Tout récemment, le président de la République a évoqué cette question de la démolition des constructions ne disposant pas de permis de construire, en affirmant que les constructions anarchiques devraient faire l’objet d’enquêtes, précisant qu’il y a nécessité «de réviser la loi sur l’urbanisme sur la base d’une véritable planification urbanistique afin d’éradiquer définitivement l’anarchie et pour que toutes les opérations de construction et de réalisation soient soumises, à l’avenir, à un encadrement juridique strictement réglementé, notamment dans les villes». Il a, par ailleurs, enjoint aux ministres de l’Intérieur et de l’Habitat de veiller à la création d’une commission centrale pour étudier les dossiers accompagnée de la mise sur pied d’une police de l’urbanisme dans le cadre du projet de révision de la loi sur l’urbanisme. Il a souligné que «la décision de démolition ne doit pas être prise systématiquement, il faudrait penser à toutes les solutions possibles avant de prendre cette décision». Parmi ces solutions, le président Tebboune a évoqué, à titre d’exemple, «l’évaluation de la valeur du terrain sur lequel la construction a été bâtie, pour proposer au propriétaire d’en payer le prix, comme ce fut le cas avec certaines usines».

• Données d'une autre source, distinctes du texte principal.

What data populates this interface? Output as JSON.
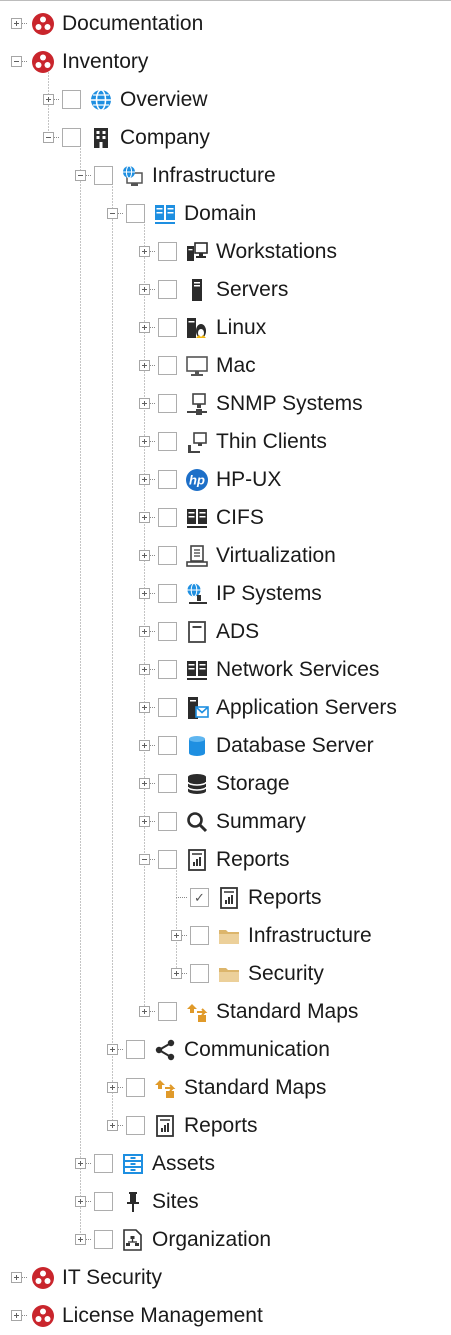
{
  "tree": {
    "items": [
      {
        "label": "Documentation",
        "depth": 0,
        "expander": "plus",
        "checkbox": false,
        "icon": "docusnap-logo-icon"
      },
      {
        "label": "Inventory",
        "depth": 0,
        "expander": "minus",
        "checkbox": false,
        "icon": "docusnap-logo-icon"
      },
      {
        "label": "Overview",
        "depth": 1,
        "expander": "plus",
        "checkbox": true,
        "checked": false,
        "icon": "globe-icon"
      },
      {
        "label": "Company",
        "depth": 1,
        "expander": "minus",
        "checkbox": true,
        "checked": false,
        "icon": "building-icon"
      },
      {
        "label": "Infrastructure",
        "depth": 2,
        "expander": "minus",
        "checkbox": true,
        "checked": false,
        "icon": "network-globe-icon"
      },
      {
        "label": "Domain",
        "depth": 3,
        "expander": "minus",
        "checkbox": true,
        "checked": false,
        "icon": "domain-servers-icon"
      },
      {
        "label": "Workstations",
        "depth": 4,
        "expander": "plus",
        "checkbox": true,
        "checked": false,
        "icon": "workstation-icon"
      },
      {
        "label": "Servers",
        "depth": 4,
        "expander": "plus",
        "checkbox": true,
        "checked": false,
        "icon": "server-icon"
      },
      {
        "label": "Linux",
        "depth": 4,
        "expander": "plus",
        "checkbox": true,
        "checked": false,
        "icon": "linux-server-icon"
      },
      {
        "label": "Mac",
        "depth": 4,
        "expander": "plus",
        "checkbox": true,
        "checked": false,
        "icon": "monitor-icon"
      },
      {
        "label": "SNMP Systems",
        "depth": 4,
        "expander": "plus",
        "checkbox": true,
        "checked": false,
        "icon": "snmp-icon"
      },
      {
        "label": "Thin Clients",
        "depth": 4,
        "expander": "plus",
        "checkbox": true,
        "checked": false,
        "icon": "thin-client-icon"
      },
      {
        "label": "HP-UX",
        "depth": 4,
        "expander": "plus",
        "checkbox": true,
        "checked": false,
        "icon": "hp-logo-icon"
      },
      {
        "label": "CIFS",
        "depth": 4,
        "expander": "plus",
        "checkbox": true,
        "checked": false,
        "icon": "cifs-servers-icon"
      },
      {
        "label": "Virtualization",
        "depth": 4,
        "expander": "plus",
        "checkbox": true,
        "checked": false,
        "icon": "virtualization-icon"
      },
      {
        "label": "IP Systems",
        "depth": 4,
        "expander": "plus",
        "checkbox": true,
        "checked": false,
        "icon": "ip-systems-icon"
      },
      {
        "label": "ADS",
        "depth": 4,
        "expander": "plus",
        "checkbox": true,
        "checked": false,
        "icon": "ads-icon"
      },
      {
        "label": "Network Services",
        "depth": 4,
        "expander": "plus",
        "checkbox": true,
        "checked": false,
        "icon": "network-services-icon"
      },
      {
        "label": "Application Servers",
        "depth": 4,
        "expander": "plus",
        "checkbox": true,
        "checked": false,
        "icon": "application-server-icon"
      },
      {
        "label": "Database Server",
        "depth": 4,
        "expander": "plus",
        "checkbox": true,
        "checked": false,
        "icon": "database-icon"
      },
      {
        "label": "Storage",
        "depth": 4,
        "expander": "plus",
        "checkbox": true,
        "checked": false,
        "icon": "storage-icon"
      },
      {
        "label": "Summary",
        "depth": 4,
        "expander": "plus",
        "checkbox": true,
        "checked": false,
        "icon": "magnifier-icon"
      },
      {
        "label": "Reports",
        "depth": 4,
        "expander": "minus",
        "checkbox": true,
        "checked": false,
        "icon": "report-icon"
      },
      {
        "label": "Reports",
        "depth": 5,
        "expander": "none",
        "checkbox": true,
        "checked": true,
        "icon": "report-icon"
      },
      {
        "label": "Infrastructure",
        "depth": 5,
        "expander": "plus",
        "checkbox": true,
        "checked": false,
        "icon": "folder-icon"
      },
      {
        "label": "Security",
        "depth": 5,
        "expander": "plus",
        "checkbox": true,
        "checked": false,
        "icon": "folder-icon"
      },
      {
        "label": "Standard Maps",
        "depth": 4,
        "expander": "plus",
        "checkbox": true,
        "checked": false,
        "icon": "maps-icon"
      },
      {
        "label": "Communication",
        "depth": 3,
        "expander": "plus",
        "checkbox": true,
        "checked": false,
        "icon": "share-icon"
      },
      {
        "label": "Standard Maps",
        "depth": 3,
        "expander": "plus",
        "checkbox": true,
        "checked": false,
        "icon": "maps-icon"
      },
      {
        "label": "Reports",
        "depth": 3,
        "expander": "plus",
        "checkbox": true,
        "checked": false,
        "icon": "report-icon"
      },
      {
        "label": "Assets",
        "depth": 2,
        "expander": "plus",
        "checkbox": true,
        "checked": false,
        "icon": "assets-icon"
      },
      {
        "label": "Sites",
        "depth": 2,
        "expander": "plus",
        "checkbox": true,
        "checked": false,
        "icon": "pin-icon"
      },
      {
        "label": "Organization",
        "depth": 2,
        "expander": "plus",
        "checkbox": true,
        "checked": false,
        "icon": "org-chart-icon"
      },
      {
        "label": "IT Security",
        "depth": 0,
        "expander": "plus",
        "checkbox": false,
        "icon": "docusnap-logo-icon"
      },
      {
        "label": "License Management",
        "depth": 0,
        "expander": "plus",
        "checkbox": false,
        "icon": "docusnap-logo-icon"
      }
    ]
  },
  "colors": {
    "logo_red": "#c9252c",
    "accent_blue": "#1e8fe1",
    "folder_tan": "#dcb56b",
    "map_orange": "#e09a2a",
    "dark_icon": "#2b2b2b"
  }
}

Dans cet ordre d’idées, le gouvernement a examiné récemment un texte visant à lutter efficacement contre les constructions illicites, réalisées sur les terres de l’Etat. L’avant-projet consacre un cadre juridique interdisant et sanctionnant sévèrement, par des peines allant jusqu’à 20 ans de réclusion criminelle et deux millions de dinars d’amende, toute voie de fait ou agissement sur les terres de l’Etat, entraînant la détérioration de leur valeur ou toute modification de leur statut ou vocation.
Pour Abdelhamid Boudaoud, président du Collège national des architectes, l’absence de contrôle couplé aux passe-droits et à la corruption constituent les autres principales causes de ce désastre urbanistique. «Le contrôle se fait sur les plans d’études, mais une fois la réalisation entamée, le suivi pose problème», affirme-t-il. Selon lui, la contrainte réside dans le fait que les maîtres d’ouvrage et les bureaux d’études n’ont pas toutes les prérogatives pour assurer un contrôle rigoureux. Il déplore «le manque de sérieux» de certains bureaux d’études «indélicats» qui ne se déplacent même pas sur les chantiers pour le suivi des travaux.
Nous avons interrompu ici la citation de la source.